M. indica has been used in most rural communities for the treatment of a handful of infectious diseases due to its apparent medicinal properties that stands it out from other herbal plants. In this study, we evaluated as a preliminary examination the possible antibacterial activity of M. indica as a way to give credence to its wide usage in most rural communities in Abakaliki, Ebonyi State, Nigeria. Table 1 presents the results of the antibacterial activity of M. indica on clinically important bacterial pathogens including S. aureus, E. coli, P. aeruginosa, K. pneumoniae, and S. pneumoniae. It can be inferred from our results that both the ethanol and methanol leave extracts of M. indica had a broader spectrum of activity against the test isolates. However, better antibacterial activity was recorded with the methanolic extracts at different zones of inhibition. It could therefore be deduced from this study that methanol is a better extractor of the bioactive constituents of the M. indica leaves than the ethanol solvents used. Our result showed that ethanol extract of M. indica had activity on S. aureus (12 mm), S. pneumoniae (15mm), E. coli (11mm), K. pneumoniae (10mm) and P. aeruginosa (13mm). Methanolic extracts of M. indica also showed varying levels of activity on S. aureus (15 mm), S. pneumoniae (16mm), E. coli (16mm), K. pneumoniae (14mm) and P. aeruginosa (13mm). The notable antibacterial activities of M. indica on bacterial pathogens have been previously reported and these are also in line with the results obtained in this study (Aderibigbe et al., 2001; Aderibigbe et al., 1999; Amrita et al., 2009; Garrido et al., 2001; Khan et al., 2003). The MIC of the ethanol and methanol extracts of M. indica on the test isolates was determined at 100 mg/ml and 50 mg/ml.

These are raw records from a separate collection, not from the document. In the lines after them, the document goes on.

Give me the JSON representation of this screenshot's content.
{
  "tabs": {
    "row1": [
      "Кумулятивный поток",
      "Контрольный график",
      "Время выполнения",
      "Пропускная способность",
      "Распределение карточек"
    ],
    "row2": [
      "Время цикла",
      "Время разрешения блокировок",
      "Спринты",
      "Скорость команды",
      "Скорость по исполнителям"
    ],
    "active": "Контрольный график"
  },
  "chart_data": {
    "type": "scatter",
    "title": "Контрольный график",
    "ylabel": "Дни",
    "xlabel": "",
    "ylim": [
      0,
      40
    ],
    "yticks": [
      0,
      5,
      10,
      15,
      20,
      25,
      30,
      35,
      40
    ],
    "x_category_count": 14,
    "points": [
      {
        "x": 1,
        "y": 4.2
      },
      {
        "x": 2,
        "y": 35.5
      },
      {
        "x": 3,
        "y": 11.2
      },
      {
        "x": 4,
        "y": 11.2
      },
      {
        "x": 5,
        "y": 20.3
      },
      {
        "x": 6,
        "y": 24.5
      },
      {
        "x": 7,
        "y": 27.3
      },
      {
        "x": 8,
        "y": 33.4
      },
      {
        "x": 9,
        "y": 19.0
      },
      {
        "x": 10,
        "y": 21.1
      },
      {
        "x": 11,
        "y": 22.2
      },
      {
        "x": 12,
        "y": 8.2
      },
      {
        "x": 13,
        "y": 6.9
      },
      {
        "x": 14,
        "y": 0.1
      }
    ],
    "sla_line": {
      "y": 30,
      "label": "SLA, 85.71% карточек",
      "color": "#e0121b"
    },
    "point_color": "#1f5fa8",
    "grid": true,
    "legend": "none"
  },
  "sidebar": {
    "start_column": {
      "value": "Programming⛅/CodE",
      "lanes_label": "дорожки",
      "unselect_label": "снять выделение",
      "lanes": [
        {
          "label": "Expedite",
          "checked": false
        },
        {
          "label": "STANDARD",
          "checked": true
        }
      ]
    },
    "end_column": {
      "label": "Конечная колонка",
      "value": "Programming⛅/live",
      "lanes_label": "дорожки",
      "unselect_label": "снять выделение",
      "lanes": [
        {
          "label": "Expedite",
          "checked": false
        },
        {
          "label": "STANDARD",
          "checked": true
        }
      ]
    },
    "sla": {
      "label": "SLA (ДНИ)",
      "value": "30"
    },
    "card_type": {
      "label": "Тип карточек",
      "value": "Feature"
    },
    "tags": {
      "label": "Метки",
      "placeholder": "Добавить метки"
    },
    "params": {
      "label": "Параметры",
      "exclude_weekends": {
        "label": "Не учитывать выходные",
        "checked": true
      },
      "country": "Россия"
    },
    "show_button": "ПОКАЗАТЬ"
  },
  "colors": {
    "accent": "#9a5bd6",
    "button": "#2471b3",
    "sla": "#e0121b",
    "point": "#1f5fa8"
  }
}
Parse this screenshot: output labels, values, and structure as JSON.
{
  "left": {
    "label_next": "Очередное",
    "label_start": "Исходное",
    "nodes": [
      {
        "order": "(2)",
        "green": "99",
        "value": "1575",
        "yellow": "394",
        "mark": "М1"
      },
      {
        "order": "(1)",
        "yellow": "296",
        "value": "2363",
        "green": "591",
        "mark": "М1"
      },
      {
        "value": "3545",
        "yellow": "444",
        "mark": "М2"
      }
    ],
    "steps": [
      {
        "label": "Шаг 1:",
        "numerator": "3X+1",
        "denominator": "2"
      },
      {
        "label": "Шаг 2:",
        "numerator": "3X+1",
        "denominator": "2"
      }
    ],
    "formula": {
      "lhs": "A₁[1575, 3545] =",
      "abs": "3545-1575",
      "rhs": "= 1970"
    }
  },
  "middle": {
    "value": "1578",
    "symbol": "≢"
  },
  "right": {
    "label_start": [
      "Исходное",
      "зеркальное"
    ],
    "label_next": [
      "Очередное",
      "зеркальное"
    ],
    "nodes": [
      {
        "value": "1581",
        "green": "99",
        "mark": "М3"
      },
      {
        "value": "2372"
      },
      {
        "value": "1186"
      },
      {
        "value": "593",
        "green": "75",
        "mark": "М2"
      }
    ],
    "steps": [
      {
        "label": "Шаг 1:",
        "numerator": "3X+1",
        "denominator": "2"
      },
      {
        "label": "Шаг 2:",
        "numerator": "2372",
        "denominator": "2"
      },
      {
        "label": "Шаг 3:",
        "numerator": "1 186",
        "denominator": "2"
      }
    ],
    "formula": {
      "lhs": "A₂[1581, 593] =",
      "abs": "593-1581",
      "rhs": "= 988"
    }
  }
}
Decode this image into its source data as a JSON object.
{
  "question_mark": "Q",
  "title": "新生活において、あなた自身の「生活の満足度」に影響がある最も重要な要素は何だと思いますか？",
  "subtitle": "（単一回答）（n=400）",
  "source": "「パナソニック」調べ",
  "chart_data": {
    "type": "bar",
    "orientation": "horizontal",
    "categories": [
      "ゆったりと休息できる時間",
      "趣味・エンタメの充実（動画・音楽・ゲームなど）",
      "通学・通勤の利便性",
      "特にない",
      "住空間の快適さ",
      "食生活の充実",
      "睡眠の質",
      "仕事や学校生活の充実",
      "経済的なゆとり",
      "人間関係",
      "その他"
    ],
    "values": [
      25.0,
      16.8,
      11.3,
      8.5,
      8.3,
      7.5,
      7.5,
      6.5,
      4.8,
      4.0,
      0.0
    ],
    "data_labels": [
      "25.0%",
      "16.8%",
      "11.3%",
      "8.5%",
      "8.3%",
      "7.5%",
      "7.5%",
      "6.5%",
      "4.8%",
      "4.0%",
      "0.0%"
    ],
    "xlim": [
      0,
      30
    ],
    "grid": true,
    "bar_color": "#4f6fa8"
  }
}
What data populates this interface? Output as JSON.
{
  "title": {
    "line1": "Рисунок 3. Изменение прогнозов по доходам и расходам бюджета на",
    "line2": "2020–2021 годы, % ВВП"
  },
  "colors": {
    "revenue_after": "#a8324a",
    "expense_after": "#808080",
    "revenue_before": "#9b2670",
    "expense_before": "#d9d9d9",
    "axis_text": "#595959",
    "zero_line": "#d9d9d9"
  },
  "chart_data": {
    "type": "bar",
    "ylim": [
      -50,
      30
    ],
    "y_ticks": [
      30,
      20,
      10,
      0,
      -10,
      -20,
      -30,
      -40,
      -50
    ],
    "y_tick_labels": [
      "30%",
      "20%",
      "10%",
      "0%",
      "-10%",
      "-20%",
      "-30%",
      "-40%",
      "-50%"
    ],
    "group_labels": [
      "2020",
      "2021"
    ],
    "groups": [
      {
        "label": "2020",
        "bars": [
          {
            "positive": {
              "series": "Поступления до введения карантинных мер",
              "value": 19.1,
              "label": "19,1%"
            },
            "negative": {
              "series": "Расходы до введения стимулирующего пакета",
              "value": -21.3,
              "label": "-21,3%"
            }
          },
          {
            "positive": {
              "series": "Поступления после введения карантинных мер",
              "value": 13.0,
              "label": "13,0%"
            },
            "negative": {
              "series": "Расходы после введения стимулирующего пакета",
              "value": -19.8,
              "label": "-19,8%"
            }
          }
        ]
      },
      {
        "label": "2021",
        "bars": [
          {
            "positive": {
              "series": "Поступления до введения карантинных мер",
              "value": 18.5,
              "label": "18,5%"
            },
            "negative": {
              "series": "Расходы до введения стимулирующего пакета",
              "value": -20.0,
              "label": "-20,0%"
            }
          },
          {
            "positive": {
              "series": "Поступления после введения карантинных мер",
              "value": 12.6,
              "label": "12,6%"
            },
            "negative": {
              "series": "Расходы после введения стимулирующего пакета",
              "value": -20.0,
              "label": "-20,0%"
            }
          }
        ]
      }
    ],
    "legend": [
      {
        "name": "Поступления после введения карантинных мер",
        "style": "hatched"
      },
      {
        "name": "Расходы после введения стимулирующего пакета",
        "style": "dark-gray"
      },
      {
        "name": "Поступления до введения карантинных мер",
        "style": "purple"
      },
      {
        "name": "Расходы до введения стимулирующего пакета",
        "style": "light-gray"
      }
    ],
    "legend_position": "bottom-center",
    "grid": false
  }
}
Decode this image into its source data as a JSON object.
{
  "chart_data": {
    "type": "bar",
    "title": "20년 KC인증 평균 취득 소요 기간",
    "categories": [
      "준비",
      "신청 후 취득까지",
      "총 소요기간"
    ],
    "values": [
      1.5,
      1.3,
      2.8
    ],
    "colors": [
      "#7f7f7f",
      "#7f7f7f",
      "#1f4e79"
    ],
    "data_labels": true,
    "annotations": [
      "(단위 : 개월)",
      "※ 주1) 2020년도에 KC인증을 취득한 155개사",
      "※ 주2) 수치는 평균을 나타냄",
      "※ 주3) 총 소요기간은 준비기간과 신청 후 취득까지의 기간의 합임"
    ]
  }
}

The antibacterial activity of M. indica leaf extracts which obviously tell their bioactivity on the test isolates is encouraging owing to the fact that these organisms are of hospital origin. The ability of the crude extracts of M. indica leafs to inhibit the growth of pathogenic bacteria (as obtainable in this study) is an indication that M. indica is a medicinal plant and could serve as a source of lead bioactive compounds for the development of potent antimicrobial agents. This further validates its use in traditional herbal medicine in most rural Nigerian communities to treat a variety of bacterial related infections including those associated with respiratory tract infections.

5. Conclusions

This study have shown that the ethanol and methanol extracts of M. indica leaf possess antibacterial activities. Further molecular characterization techniques are required to classify and identify the bioactive compounds of M. indica for enhanced drug development.